Imagine this: Nasa inuman kayo. May tama ka na. Your world is spinning a little and you’veย justย inched past that stage where you’re laughing at everything everyone says and hugging everybody. You’ve now entered the stage where you miss them. You know who I’m talking about. Not the ex you’re chummy with now (if applicable), but the ex who completely ruined your life, turned everything upside down, and made you question if you could ever handle loving ever again. The one you type long paragraphs to before deleting them, wanting to know the whys and hows of what happened. The one who hurt you so badly that it isn’t right, that your friends all hold you back from trying to talk to them again. The one who blindsided you with “I don’t love you anymore.”
That one. Don’t text them.
Don’t text them sober, don’t text them drunk, don’t text them when you’re grocery shopping. Just don’t. They’ve hurt you enough already, why give them the opportunity to do it again by either ignoring your message or just regurgitating whatever excuse they had at the time? Don’t hand them the hammer again just so they can destroy you all over.
The person who claimed to love you is gone, the person who was sweet to you and promised you the world isn’t there anymore, they failed to keep their end of the bargain and you were shattered for it.

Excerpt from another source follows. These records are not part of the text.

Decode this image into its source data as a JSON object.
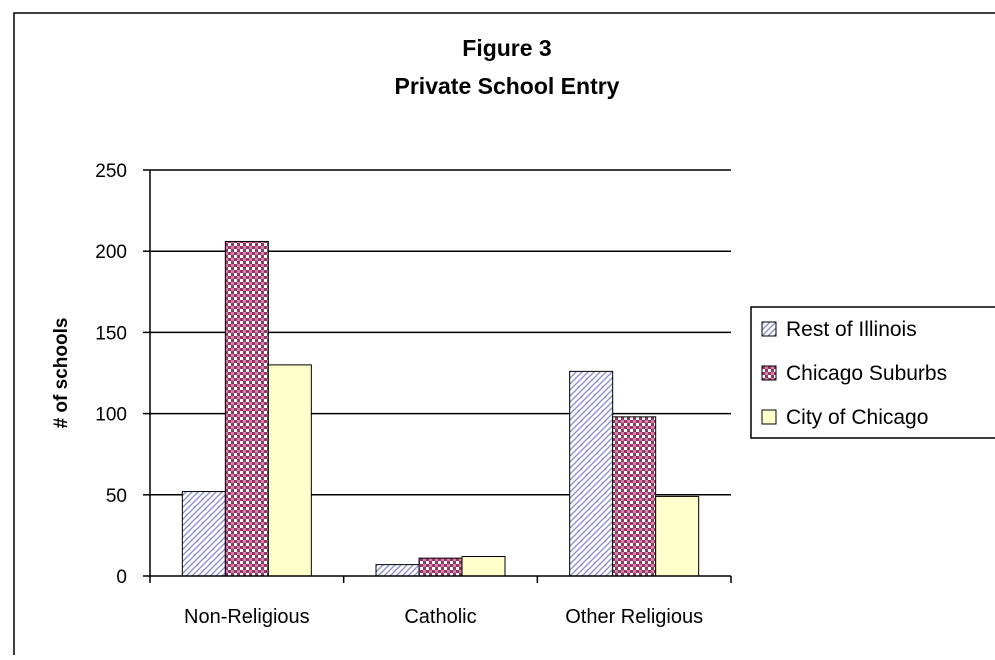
{
  "chart_data": {
    "type": "bar",
    "title": "Figure 3",
    "subtitle": "Private School Entry",
    "xlabel": "",
    "ylabel": "# of schools",
    "categories": [
      "Non-Religious",
      "Catholic",
      "Other Religious"
    ],
    "ylim": [
      0,
      250
    ],
    "yticks": [
      0,
      50,
      100,
      150,
      200,
      250
    ],
    "grid": true,
    "legend_position": "right",
    "series": [
      {
        "name": "Rest of Illinois",
        "values": [
          52,
          7,
          126
        ],
        "color": "#c9cdf0",
        "pattern": "diagonal-hatch"
      },
      {
        "name": "Chicago Suburbs",
        "values": [
          206,
          11,
          98
        ],
        "color": "#993366",
        "pattern": "checkered"
      },
      {
        "name": "City of Chicago",
        "values": [
          130,
          12,
          49
        ],
        "color": "#ffffcc",
        "pattern": "solid"
      }
    ]
  }
}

You can’t will them back with texts or calls.
This doesn’t go for all exes, of course. Like I said, some exes you can be friends with.

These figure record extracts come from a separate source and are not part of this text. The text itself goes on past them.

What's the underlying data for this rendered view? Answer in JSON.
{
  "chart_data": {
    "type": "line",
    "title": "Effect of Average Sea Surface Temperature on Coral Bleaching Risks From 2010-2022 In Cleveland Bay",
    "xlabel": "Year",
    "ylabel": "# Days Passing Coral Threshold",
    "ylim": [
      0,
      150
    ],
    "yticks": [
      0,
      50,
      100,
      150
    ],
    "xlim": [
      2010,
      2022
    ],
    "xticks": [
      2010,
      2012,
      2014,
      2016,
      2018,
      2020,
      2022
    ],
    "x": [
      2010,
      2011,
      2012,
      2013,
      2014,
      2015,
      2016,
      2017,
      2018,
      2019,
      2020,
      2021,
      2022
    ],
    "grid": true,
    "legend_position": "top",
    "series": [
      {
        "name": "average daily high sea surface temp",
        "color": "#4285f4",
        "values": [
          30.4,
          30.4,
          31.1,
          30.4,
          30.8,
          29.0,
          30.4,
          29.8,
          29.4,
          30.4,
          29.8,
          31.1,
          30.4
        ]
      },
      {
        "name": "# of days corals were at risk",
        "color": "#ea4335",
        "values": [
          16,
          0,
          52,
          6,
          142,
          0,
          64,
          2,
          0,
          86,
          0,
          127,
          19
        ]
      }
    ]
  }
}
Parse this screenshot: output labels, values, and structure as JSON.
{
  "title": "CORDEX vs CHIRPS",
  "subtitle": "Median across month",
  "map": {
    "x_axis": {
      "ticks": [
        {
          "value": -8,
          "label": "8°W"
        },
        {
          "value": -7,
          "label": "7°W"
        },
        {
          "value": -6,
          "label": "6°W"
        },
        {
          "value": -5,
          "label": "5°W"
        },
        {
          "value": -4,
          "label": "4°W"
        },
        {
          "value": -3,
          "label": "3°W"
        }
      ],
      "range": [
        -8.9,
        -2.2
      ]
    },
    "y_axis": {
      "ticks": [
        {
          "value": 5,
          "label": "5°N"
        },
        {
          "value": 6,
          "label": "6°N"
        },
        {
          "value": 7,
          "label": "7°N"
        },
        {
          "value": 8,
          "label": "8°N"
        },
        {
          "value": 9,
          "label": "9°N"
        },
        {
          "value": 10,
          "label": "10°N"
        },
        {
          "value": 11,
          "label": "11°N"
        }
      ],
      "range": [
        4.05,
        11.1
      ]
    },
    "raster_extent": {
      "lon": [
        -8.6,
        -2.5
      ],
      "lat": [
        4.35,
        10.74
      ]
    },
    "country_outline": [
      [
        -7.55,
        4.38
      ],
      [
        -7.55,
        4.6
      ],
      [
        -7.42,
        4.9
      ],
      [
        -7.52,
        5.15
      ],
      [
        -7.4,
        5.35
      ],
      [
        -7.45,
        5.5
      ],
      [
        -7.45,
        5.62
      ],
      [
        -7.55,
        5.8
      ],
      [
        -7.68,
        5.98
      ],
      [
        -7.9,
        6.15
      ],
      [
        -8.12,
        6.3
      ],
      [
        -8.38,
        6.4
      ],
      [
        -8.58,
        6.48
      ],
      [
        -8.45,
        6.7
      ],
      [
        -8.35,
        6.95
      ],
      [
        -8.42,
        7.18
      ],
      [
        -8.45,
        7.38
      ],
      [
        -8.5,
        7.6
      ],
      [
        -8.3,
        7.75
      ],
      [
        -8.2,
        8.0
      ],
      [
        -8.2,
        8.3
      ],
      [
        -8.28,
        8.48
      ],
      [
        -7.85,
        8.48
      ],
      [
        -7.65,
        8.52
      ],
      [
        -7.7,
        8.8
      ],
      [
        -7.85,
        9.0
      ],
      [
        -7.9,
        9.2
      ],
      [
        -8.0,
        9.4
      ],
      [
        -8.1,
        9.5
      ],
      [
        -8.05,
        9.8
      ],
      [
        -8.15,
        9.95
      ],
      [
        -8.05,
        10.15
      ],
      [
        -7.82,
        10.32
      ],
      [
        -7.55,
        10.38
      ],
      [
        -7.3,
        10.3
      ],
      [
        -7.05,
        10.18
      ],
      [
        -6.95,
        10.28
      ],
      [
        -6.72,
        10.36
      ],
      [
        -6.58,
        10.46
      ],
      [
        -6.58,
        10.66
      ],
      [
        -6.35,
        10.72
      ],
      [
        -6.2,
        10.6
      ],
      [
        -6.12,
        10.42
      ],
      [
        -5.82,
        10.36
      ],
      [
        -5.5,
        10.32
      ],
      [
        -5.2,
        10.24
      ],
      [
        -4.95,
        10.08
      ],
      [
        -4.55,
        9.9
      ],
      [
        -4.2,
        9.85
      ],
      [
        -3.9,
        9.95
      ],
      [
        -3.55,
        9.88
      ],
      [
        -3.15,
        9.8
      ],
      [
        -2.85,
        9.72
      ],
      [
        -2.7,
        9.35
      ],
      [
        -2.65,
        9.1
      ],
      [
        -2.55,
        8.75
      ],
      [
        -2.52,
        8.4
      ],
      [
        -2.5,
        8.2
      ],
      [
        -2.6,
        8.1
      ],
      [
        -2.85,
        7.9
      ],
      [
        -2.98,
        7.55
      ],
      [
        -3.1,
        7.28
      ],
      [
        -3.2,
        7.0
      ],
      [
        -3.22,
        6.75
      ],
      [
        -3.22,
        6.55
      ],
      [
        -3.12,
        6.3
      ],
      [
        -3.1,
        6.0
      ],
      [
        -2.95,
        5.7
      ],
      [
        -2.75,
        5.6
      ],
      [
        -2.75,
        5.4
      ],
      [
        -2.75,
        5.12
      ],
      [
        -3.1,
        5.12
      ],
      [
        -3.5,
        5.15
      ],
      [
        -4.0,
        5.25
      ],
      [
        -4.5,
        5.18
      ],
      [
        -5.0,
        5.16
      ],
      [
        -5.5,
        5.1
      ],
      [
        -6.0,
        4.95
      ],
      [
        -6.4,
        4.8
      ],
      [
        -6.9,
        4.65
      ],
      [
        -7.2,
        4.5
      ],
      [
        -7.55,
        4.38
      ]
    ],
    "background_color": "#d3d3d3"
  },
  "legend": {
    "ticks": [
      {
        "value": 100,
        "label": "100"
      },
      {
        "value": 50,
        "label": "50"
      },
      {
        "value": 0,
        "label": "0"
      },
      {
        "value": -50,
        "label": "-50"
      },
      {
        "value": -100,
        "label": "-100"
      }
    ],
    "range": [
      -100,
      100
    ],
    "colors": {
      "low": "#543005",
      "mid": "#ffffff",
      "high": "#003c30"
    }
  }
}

But some exes, you can’t. And you can’t keep shoehorning them into your life, trying to make some Cinderella-miracle-fit happen with someone who hurt you that bad. Forgiveness doesn’t mean that you get the old conversations and the old dynamic back. Sometimes it just means you face forward without them and you leave them behind in order to heal. And that’s not a bad thing to do.
If you’re feeling in any way vulnerable, drunk or not, your ex is not the person to contact. You might think it’ll go back to how it was and you’ll feel that comfort and that love again, but don’t risk it. More often than not, you’ll either get hurt more or the comfort will be short-lived and you’ll find yourself in a worse position.
Why do we text our exes? Because we remember how big a role they played in our lives and we want them to fill that again in the same way they did before, before all the pain. They made things so good once, why can’t they do it again? And it’s such a specifically shaped role that only they fit–or that they used to. And those are keywords to all this: Used to. Because they can’t, don’t, and won’t anymore.
So if you’re drinking and don’t trust yourself, hand your phone to a friend who cares about you. They’ll know to keep you away from your ex’s number. Be good to yourself. Heal. You can do it.